En la medida en que la participación creciente del Estado se fue consolidando, también se fue reformando sutilmente la política oficial para la participación en Rusia de petroleras internacionales. Se definieron dos cursos de acción. El primero, asignar a multinacionales proyectos de alto costo y de complejidad técnica, preferiblemente remotos, como el caso de la isla Sakhalin, para los cuales las empresas rusas no tuvieran capacidad técnica ni financiera. El segundo se refería a un plan de restricciones progresivas a las multinacionales al asegurar que los proyectos asignados se ajustaran a un nuevo plan nacional. Fue así como se impusieron restricciones a ExxonMobil en su adquisición del 40% de Yukos, se frustraron las aspiraciones de Conoco de adquirir 20% de Lukoil y se modificó la posición de BP en la asociación TNK-BP.

 

Ahora bien, Rusia tiene reservas probadas de petróleo de 55.000 millones de barriles, cantidad que a su actual producción de 10.5 millones de bpd alcanzaría para 14 años.

 

Adicionalmente, tiene reservas probables de 32.000 millones de barriles, pero en sitios de alto riesgo y alto costo.

 

La futura situación no es alentadora, pues los buenos tiempos de precios en ascenso, producción estable e ingresos en aumento ha cambiado. Rusia afronta fuertes declinaciones en campos de importancia crucial, tales como Siberia Oriental, el Lejano Oriente y Siberia Occidental.
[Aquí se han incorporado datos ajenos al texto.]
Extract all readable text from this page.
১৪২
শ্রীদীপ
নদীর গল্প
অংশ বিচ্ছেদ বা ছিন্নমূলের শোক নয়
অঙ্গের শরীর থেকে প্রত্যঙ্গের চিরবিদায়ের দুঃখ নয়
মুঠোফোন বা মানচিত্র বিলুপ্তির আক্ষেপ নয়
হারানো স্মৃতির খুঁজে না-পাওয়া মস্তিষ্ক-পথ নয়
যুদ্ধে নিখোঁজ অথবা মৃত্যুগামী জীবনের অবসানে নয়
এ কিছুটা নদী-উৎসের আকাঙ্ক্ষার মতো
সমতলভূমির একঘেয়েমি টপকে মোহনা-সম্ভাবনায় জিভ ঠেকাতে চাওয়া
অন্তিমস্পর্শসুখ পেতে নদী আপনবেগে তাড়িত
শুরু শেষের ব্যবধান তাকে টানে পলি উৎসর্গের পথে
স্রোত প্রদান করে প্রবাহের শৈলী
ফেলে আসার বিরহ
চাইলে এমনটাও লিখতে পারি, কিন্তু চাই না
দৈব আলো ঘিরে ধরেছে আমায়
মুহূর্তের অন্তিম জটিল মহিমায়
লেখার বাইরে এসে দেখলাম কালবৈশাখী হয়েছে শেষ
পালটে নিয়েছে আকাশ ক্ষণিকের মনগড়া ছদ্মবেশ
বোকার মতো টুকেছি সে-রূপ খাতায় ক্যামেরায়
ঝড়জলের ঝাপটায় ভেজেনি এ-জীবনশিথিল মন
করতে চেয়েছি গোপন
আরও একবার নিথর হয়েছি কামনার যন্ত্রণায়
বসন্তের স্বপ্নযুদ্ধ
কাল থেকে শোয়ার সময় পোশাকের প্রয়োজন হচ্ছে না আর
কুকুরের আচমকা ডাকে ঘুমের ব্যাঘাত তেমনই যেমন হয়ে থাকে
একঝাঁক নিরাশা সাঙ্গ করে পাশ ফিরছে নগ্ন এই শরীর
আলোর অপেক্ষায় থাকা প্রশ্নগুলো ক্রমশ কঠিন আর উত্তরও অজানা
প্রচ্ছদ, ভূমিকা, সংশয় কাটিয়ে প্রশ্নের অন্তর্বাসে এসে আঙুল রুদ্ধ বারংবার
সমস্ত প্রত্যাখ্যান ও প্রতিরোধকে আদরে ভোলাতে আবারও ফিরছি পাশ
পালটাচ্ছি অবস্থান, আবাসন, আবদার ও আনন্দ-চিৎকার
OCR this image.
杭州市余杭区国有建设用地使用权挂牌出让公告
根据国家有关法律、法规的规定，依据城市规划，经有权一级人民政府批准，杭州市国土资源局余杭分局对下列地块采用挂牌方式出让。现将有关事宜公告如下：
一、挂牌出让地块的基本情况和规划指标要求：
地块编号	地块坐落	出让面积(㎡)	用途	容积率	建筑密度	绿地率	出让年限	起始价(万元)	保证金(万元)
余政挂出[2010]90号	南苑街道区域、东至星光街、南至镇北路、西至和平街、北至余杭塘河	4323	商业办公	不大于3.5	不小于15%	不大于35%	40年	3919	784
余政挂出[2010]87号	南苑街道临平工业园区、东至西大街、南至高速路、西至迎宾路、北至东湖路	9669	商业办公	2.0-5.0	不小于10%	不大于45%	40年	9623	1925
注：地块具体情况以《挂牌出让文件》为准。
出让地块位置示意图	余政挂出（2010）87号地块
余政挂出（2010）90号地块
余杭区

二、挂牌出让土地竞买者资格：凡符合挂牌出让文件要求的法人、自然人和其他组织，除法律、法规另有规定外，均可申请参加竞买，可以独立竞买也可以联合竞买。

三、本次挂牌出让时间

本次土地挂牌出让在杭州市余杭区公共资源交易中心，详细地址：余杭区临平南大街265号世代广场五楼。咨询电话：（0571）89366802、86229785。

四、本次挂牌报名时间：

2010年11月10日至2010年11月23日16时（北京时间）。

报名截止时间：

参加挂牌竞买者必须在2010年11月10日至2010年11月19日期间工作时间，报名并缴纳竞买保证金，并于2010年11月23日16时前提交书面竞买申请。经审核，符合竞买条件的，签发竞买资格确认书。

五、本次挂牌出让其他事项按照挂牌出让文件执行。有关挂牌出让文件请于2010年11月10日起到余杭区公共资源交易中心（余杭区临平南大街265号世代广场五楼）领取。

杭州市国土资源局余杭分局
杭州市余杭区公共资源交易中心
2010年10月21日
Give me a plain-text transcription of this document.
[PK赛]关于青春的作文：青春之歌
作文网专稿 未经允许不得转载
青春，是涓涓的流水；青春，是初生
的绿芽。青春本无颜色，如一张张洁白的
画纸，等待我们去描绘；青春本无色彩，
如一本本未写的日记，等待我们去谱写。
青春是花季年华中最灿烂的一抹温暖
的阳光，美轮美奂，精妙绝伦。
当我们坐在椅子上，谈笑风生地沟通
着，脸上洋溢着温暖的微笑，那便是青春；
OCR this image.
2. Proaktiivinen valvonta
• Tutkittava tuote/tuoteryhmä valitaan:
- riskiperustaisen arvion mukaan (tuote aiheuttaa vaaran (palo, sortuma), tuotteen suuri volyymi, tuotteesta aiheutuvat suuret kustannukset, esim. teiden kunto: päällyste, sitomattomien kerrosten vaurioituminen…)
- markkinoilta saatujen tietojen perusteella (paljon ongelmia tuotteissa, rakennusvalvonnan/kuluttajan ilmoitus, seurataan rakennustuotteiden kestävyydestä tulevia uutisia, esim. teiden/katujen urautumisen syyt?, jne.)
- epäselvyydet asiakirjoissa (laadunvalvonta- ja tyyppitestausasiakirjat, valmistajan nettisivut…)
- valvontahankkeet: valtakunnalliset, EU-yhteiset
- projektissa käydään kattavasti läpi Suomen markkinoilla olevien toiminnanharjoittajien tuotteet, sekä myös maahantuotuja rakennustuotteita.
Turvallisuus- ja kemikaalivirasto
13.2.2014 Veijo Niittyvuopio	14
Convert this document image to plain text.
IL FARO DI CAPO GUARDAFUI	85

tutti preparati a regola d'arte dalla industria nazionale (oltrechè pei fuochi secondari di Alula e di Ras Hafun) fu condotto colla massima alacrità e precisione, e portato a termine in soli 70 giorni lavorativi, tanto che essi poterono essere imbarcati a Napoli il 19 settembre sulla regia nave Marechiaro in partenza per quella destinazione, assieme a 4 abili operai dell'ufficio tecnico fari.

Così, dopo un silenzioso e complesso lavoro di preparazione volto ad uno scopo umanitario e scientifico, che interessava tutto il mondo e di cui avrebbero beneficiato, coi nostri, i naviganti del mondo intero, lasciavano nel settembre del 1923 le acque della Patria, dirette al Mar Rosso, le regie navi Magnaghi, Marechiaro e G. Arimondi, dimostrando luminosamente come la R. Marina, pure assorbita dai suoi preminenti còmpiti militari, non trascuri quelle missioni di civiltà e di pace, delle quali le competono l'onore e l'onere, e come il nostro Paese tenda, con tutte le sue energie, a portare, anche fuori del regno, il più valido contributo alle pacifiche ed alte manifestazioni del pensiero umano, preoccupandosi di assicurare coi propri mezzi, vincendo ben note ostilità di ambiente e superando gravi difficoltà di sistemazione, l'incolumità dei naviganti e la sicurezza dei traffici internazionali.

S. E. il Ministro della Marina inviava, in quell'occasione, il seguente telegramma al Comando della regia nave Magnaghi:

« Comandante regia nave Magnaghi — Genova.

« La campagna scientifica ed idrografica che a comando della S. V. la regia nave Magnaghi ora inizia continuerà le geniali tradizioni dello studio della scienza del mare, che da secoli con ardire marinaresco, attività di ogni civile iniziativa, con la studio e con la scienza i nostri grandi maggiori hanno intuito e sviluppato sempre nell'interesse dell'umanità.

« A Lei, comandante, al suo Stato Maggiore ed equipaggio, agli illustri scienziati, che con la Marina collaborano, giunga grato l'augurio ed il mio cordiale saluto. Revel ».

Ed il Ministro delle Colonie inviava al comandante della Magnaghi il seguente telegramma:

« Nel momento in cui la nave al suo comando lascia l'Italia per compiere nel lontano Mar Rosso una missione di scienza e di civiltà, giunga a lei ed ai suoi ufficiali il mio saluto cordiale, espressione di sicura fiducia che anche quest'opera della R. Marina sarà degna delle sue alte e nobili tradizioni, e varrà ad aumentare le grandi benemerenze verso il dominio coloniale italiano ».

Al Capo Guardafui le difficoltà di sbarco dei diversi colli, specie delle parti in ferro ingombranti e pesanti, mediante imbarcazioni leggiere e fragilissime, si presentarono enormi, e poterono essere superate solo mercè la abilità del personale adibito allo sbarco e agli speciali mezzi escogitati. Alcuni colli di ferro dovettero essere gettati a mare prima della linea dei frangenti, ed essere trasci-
Esa declinación ha hecho que el país se convierta en el segundo productor detrás de Arabia Saudita.

 

Rusia depende de sus hidrocarburos para 2/3 de sus ingresos de exportación, la mitad de su presupuesto federal y 20% de su PIB. Además, el balance de su presupuesto establece un impresionante precio petrolero promedio de 120 $/bbl. Frente a esta situación, resulta muy difícil que Putin pueda mantener el sistema político en equilibrio, e imposible que cumpla con el gasto de 320.000 millones de dólares que prometió en su campaña electoral. La única forma en que Rusia podría mantener la producción en 10,5 millones de bpd, sería con la explotación de las reservas del Ártico, calculadas en unos 100.000 millones de barriles. Pero eso necesitará inmensa participación de empresas y capitales internacionales. Rosneft necesita imperiosamente la participación de las “majors”. El Gobierno lo sabe bien, y por ello ya existen acuerdos de participación de la Exxon y la ENI, y se anticipa la llegada de Shell, Total, Chevron y Conoco.

 

Este reciente viraje responde pragmáticamente a los mejores intereses de Rusia, haciendo a un lado dogmatismos, pero su éxito dependerá de consistencia política en el largo plazo.